Saya mengawali karir sebagai petugas lapangan keluarga berencana (PLKB) pada 1993 di Kota Pangkalpinang, Pulau Bangka. Waktu itu belum menjadi provinsi sendiri, masih bagian dari Provinsi Sumatera Selatan. Enam tahun kemudian, pada 1999 saya mendapat promosi menjadi kepala sub seksi, eselon V. Kebetulan waktu itu ada tiga jabatan kepala sub seksi yang kosong di BKKBN Kota Pangkalpinang. Dua tahun kemudian, karena Provinsi Kepulauan Bangka Belitung berdiri, maka ditariklah ke BKKBN Provinsi sebagai kepala sub bagian perlengkapan dan perbekalan selama dua tahun. Karena dulu sangat terbatas orangnya dan sarananya juga terbatas, saya merangkap jadi operator perencanaan. Kemudian, akhirnya karena memang Kasubag Perencanaan itu orang Palembang, dia pindah ke Palembang. Saya menggantikannya menjadi Kasubag Perencanaan selama tiga tahun.

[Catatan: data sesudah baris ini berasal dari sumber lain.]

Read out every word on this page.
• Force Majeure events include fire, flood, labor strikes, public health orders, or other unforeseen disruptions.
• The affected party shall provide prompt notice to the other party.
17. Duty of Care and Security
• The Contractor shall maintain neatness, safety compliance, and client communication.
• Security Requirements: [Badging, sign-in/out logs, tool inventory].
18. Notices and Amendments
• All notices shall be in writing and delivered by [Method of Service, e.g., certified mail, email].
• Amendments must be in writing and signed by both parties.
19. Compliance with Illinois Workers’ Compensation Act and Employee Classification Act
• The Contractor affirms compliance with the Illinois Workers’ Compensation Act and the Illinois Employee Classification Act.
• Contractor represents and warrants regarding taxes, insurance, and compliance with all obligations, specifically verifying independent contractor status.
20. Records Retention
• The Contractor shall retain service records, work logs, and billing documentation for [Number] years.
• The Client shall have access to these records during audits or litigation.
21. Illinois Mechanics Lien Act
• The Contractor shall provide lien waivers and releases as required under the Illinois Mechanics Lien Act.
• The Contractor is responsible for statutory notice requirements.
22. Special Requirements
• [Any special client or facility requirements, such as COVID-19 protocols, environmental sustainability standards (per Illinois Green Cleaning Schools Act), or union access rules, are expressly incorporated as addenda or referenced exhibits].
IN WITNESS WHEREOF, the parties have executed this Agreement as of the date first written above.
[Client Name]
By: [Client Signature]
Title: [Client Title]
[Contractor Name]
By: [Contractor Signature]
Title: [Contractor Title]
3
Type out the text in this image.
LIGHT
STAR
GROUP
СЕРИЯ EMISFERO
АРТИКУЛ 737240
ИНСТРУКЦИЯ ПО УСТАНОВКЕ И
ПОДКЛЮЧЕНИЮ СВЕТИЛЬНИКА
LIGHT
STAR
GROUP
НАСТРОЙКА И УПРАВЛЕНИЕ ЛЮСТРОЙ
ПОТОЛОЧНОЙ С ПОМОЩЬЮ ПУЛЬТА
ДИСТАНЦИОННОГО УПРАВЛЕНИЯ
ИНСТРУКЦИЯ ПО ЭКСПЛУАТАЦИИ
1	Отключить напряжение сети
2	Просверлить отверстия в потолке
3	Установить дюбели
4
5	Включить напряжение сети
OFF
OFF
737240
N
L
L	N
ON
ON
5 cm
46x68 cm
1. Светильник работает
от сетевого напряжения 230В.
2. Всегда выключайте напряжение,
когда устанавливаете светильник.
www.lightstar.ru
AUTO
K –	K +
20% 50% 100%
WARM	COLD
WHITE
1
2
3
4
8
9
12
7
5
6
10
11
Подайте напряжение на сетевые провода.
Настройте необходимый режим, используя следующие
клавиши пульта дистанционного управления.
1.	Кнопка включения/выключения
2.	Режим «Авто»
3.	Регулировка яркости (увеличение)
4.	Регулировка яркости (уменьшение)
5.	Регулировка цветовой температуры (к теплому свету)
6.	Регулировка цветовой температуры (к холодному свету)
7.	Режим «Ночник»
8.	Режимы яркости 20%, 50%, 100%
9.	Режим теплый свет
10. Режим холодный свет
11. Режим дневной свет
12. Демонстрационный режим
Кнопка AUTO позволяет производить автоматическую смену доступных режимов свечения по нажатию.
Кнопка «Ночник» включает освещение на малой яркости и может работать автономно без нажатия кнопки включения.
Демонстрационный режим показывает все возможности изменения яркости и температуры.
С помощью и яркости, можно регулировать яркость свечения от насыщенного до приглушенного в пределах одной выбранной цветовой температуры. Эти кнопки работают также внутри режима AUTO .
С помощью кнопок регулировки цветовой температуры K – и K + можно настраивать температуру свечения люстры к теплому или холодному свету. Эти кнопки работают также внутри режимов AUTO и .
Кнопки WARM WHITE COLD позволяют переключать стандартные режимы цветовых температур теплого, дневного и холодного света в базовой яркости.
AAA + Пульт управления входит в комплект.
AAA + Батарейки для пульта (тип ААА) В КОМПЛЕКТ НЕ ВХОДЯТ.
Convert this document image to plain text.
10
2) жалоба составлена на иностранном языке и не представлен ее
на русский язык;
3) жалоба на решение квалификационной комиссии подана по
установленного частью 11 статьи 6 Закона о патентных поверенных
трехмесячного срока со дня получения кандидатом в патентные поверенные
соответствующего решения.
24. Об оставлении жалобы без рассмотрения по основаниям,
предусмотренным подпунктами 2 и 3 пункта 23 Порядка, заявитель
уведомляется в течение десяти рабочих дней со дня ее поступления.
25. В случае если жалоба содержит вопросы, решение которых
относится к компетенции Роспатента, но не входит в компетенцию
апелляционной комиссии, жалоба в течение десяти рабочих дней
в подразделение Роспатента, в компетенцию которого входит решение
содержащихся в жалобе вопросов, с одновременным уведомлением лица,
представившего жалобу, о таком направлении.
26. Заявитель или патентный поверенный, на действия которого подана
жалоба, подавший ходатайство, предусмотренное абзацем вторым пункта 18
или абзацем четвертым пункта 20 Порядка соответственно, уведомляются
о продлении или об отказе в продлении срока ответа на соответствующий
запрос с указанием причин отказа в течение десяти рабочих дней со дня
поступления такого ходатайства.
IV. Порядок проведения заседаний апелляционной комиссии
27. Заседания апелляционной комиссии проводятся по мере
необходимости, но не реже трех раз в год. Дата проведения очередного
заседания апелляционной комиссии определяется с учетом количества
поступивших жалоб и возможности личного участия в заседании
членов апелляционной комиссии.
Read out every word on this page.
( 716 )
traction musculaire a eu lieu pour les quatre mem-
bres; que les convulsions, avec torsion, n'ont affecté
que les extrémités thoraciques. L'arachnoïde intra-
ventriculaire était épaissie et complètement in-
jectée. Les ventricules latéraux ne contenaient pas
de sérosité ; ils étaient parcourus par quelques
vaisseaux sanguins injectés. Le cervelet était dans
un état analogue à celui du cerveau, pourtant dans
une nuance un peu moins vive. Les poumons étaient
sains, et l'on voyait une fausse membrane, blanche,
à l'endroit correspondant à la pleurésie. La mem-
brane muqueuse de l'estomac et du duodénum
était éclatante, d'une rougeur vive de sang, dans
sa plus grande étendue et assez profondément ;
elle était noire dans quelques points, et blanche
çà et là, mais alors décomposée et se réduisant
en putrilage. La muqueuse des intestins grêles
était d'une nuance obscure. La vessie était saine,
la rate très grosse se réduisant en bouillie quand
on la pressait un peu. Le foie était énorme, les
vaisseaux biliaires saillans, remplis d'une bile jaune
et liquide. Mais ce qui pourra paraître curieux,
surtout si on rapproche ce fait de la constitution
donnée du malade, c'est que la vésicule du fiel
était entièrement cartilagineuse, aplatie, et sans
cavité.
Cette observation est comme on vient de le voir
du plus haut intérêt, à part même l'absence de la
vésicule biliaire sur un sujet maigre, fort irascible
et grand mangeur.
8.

Pada 2006 saya ditunjuk jadi Sekretaris Perwakilan BKKBN Babel. Seingat saya, pada saat dlantik itu usia 37 tahun dan menjadi Sekretaris BKKBN Provinsi termuda kala itu. Sembilan tahun saya menjadi sekretaris. Setelah itu jadi Kepala Bidang Keluarga Sejahtera dan Pembangunan Keluarga (KSPK) selama dua tahun. Selama menjadi Kabid KSPK, saya juga  merangkap Kabid Advokasi, Penggerakan, dan Informsi (Adpin). Pada saat jadi Kabid Apdin itu saya ikut seleksi pimpinan tinggi pratama Kepala Perwakilan BKKBN Provinsi Babel. Alhamdulillah saya lulus dan dilantik sebagai Kepala Perwakilan pada 20 Maret 2020. Dengan demikian, sebelum ke Jawa Barat ini memang saya menghabiskan karir di Babel.

Selama menjadi pegawai maupun pejabat di Babel, apa yang menurut Anda menarik?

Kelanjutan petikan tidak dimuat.